[ANN] CircStats.jl, Julia version of MATLAB CircStat toolbox

Hi,

The circular statistics are important for many areas, and for neuroscience, the MATLAB CircStat toolbox is probably the most well-known and used one. Since i needed it for my own research, I’ve been gradually rewrite and translate them to Julia. With the kind permission of the original author, I’ve translated the whole toolbox into CircStats.jl and it’s now hosted under the circstat organization which have the same toolbox for MATLAB, Python and R.

It will be registered in a few days, and i’ll setup the CI and doc later, hope others found it useful too.

Cheers,
Alex

12 Likes

There is this repository with the same name but not registered. Would you have any comments on the main differences?

Also note a package of mine: DirectionalStatistics.jl, registered about a year ago, I believe. It includes circular statistic functions, with a neat feature that all of them can operate on arbitrary ranges: Circular.mean(array, 0..π) for a half-circle periodicity, Circular.mean(array, -180..+180) for degrees, etc.

2 Likes

I wasn’t aware of the package you mentioned. With a quick peak of the repository, it seems have less functionality compare to the MATLAB CircStat toolbox. The main reason i tried to translate the MATLAB CircStat toolbox, is it’s been used in a number of publication, and it seems to be the first choice for, as far as i know, neuroscience research, so it would be nice to use the same toolbox for consistency.

1 Like

I opened several issues for Distributions and HypothesisTests, and from my own perspective, i would love to see directional statistics be incorporated into these fundamental packages. But maybe a separate package like DirectionalStatistics.jl would be a better place to start.

As in my previous reply, the reason for current CircStats.jl is for rich features and matureness, so i keep the changes as minimal as possible, that it feels like just a translated version of the MALLAB toolbox.

I hope the story ends at Distributions and HypothesisTests, or a separate DirectionalStatistics.

3 Likes

Indeed, circular distributions would be best in Distributions (I think some already are?), and circular tests in HypothesisTests. It’s less obvious where descriptive statistics like mean, std, median, should end up. Not sure if StatsBase considers circular statistic potentially in scope. My DirectionalStatistics.jl package specifically focuses on descriptive statistics.

Of course, there is nothing wrong with having a package like yours that copies the interface/implementation from another language. As you say, it can definitely be useful for those coming from the matlab background.

1 Like

I totally agree your point, and it will be hard to extend the mean, std in the StatsBase without changing function signature or semantics, so it leads to either use other names, such as circ_mean/circmean/cmean etc. or put all descriptive statistics in another package or submodule.

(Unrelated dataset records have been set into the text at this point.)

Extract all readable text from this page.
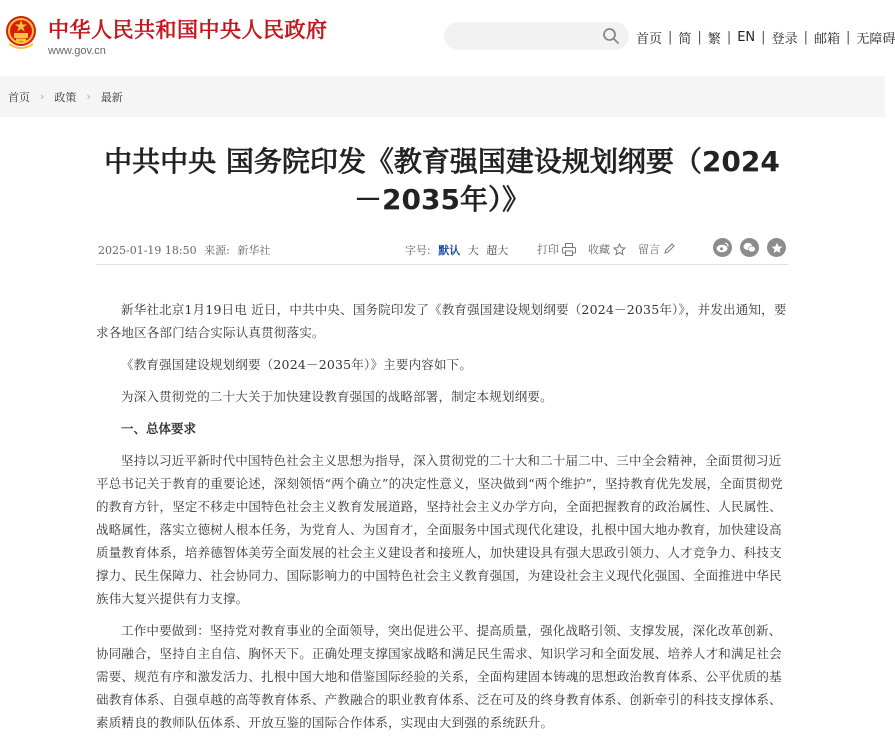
中华人民共和国中央人民政府
www.gov.cn
首页 | 简 | 繁 | EN | 登录 | 邮箱 | 无障碍
首页 › 政策 › 最新
中共中央 国务院印发《教育强国建设规划纲要（2024－2035年）》
2025-01-19 18:50 来源: 新华社	字号: 默认 大 超大	打印	收藏	留言

新华社北京1月19日电 近日，中共中央、国务院印发了《教育强国建设规划纲要（2024－2035年）》，并发出通知，要求各地区各部门结合实际认真贯彻落实。

《教育强国建设规划纲要（2024－2035年）》主要内容如下。

为深入贯彻党的二十大关于加快建设教育强国的战略部署，制定本规划纲要。

一、总体要求

坚持以习近平新时代中国特色社会主义思想为指导，深入贯彻党的二十大和二十届二中、三中全会精神，全面贯彻习近平总书记关于教育的重要论述，深刻领悟“两个确立”的决定性意义，坚决做到“两个维护”，坚持教育优先发展，全面贯彻党的教育方针，坚定不移走中国特色社会主义教育发展道路，坚持社会主义办学方向，全面把握教育的政治属性、人民属性、战略属性，落实立德树人根本任务，为党育人、为国育才，全面服务中国式现代化建设，扎根中国大地办教育，加快建设高质量教育体系，培养德智体美劳全面发展的社会主义建设者和接班人，加快建设具有强大思政引领力、人才竞争力、科技支撑力、民生保障力、社会协同力、国际影响力的中国特色社会主义教育强国，为建设社会主义现代化强国、全面推进中华民族伟大复兴提供有力支撑。

工作中要做到：坚持党对教育事业的全面领导，突出促进公平、提高质量，强化战略引领、支撑发展，深化改革创新、协同融合，坚持自主自信、胸怀天下。正确处理支撑国家战略和满足民生需求、知识学习和全面发展、培养人才和满足社会需要、规范有序和激发活力、扎根中国大地和借鉴国际经验的关系，全面构建固本铸魂的思想政治教育体系、公平优质的基础教育体系、自强卓越的高等教育体系、产教融合的职业教育体系、泛在可及的终身教育体系、创新牵引的科技支撑体系、素质精良的教师队伍体系、开放互鉴的国际合作体系，实现由大到强的系统跃升。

It is possible to extend regular functions like mean to work on circular data based on types. In a sense, it’s more natural: circular structure is first and foremost a property of data, so a reasonable approach is to encode this in a type.

Like, mean(circular(X)) instead of Circular.mean(X). A practical advantage is that one creates a circular dataset X = circular(...), and then applies regular statistical functions mean(X), std(X) without explicitly specifying the circularity each time.
Another possibility is to make values themselves aware of the circular structure. As in, a = circular(1), b = circular(2), ...: it becomes impossible to mess up and directly apply non-circular statistics to them. All of distance(a, b), mean([a, b]) and so on would work automatically.

The first mean(circular(X)) approach is similar to what was discussed in StatsBase regarding the future of weighted statistics: mean(weighted(X, ws)) vs current mean(X, weights(ws)). Not sure what happened to that discussion though.

2 Likes

I like the idea of a circular type, just to be a wrapper of a Number of AbstractArray, so that circular(X;deg=false) could handle radius&degree easily, but it may require all circular related Distribution and HypothesisTests to be built on this type. Nevertheless, This just solve the syntax consistency issues, the underlining functionality would still based on Number and AbstractArray, it’s debatable whether to export these underling functions that could work directly on circular data.